Oggi sappiamo, insomma, che quello dell’ homo œconomicus è un paradigma frutto del processo storico, un modello antropologico che ha potuto trovare una categorizzazione nel pensiero cosciente e nella teoria scientifica in conseguenza di tutta una serie di trasformazioni sociali ed economiche. L’ homo œconomicus, insomma, sta alla fine della storia, e non al suo inizio. Qui sorge, tuttavia, una domanda: questa consapevolezza del fatto che la natura umana non è essenzialmente “economica” può aiutarci a superare la prigione del realismo capitalista? O non sono invece continuamente in corso, nella società e nell’economia contemporanea, dei processi che costruiscono incessantemente “uomini economici”, strutturando l’immagine del mondo degli individui che vivono e agiscono secondo i principi del liberalismo economico?

Friedrich August von Hayek, filosofo ed economista appartenente alla terza generazione della Scuola austriaca, nelle pagine del terzo volume di Legge, legislazione e libertà (1979), scrive esplicitamente che il mercato e la concorrenza non sono preferibili perché l’uomo è un essere razionale ed economico, ma perché costringe l’individuo a pensare economicamente ed agire razionalmente. Hayek esplicita con estremo candore e sincerità la natura profondamente disciplinare del liberalismo e delle istituzioni del mercato, su cui d’altra parte si esprime con grande chiarezza il Michel Foucault delle lezioni su La nascita della biopolitica (1978-79). Le istituzioni del mercato e della concorrenza funzionano come dei meccanismi disciplinari che costruiscono i soggetti, costringendoli “dolcemente” ed impersonalmente a pensare e ad agire come se fossero degli “uomini economici”, e in questo modo viene costruito nella realtà concreta di tutti i giorni quell’ homo œconomicus che è il nucleo teorico principale delle teorie politiche, economiche e sociali oggi mainstream nel mondo accademico. Se c’è un tratto caratterizzante l’epoca e le politiche neoliberali, un elemento che ne segna la specificità rispetto al liberalismo classico, questo è sicuramente la finalità disciplinare delle “riforme strutturali”, il fatto che – usando un’espressione di Alexander Rüstow, un teorico ordoliberale – le istituzioni pubbliche devono mettere in campo una “politica della vita” per agire nella dimensione della formazione delle aspettative reciproche e della mentalità diffusa in modo tale da costruire un soggetto conformato alle esigenze dell’economia di mercato.

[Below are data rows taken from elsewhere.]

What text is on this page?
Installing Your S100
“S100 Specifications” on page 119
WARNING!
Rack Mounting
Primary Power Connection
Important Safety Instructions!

Tutta una serie di misure e politiche neoliberali, come ad esempio la liberalizzazione dei servizi, la precarizzazione del mondo del lavoro, la programmazione per obiettivi nella Pubblica Amministrazione, l’aziendalizzazione della sanità e della scuola, sono funzionali proprio a creare situazioni di scarsità e di libera concorrenza che costringono i soggetti a pensare ed agire in termini calcolanti e competitivi, pena la sconfitta nella competizione, la disoccupazione e quindi il fallimento esistenziale. Le generazioni più giovani, oggi, sono nate e cresciute nella società di mercato, e ne hanno introiettato pienamente i meccanismi essendosi formati entro i suoi meccanismi disciplinari: l’esempio più lampante sono i social network, Instagram su tutti, in cui la competizione sui like e la ricerca di successo e celebrità sulla base del meccanismo di influencing costruiscono quotidianamente tanti piccoli “imprenditori di se stessi”. Come diceva Margareth Thatcher, “l’economia è il mezzo, ma l’obiettivo sono le anime”.

Oggi il capitalismo e la società di mercato coprono dunque tutto l’orizzonte del possibile, come ha scritto Fisher, anche perché nella vita di tutti i giorni operano incessantemente meccanismi disciplinari ed istituzionali che costruiscono senza sosta tale orizzonte, attraverso la costruzione dell’immagine del mondo che porta gli individui a poter vedere soltanto tale orizzonte, senza poter scorgere ciò che sta oltre. Un “oltre”, d’altra parte, che non esiste indipendentemente dall’uomo, ma che solo l’uomo è capace di immaginare e costruire. Non può farcela tuttavia coi soli sforzi dell’immaginazione e della testimonianza personale di uomini e donne in controtendenza rispetto allo spirito del proprio tempo: occorrono forze politiche che mirino ad attuare quelle riforme capaci, se non di bloccare e di sostituire con altri meccanismi, quantomeno di rallentare gli ingranaggi disciplinari ed istituzionali della società di mercato.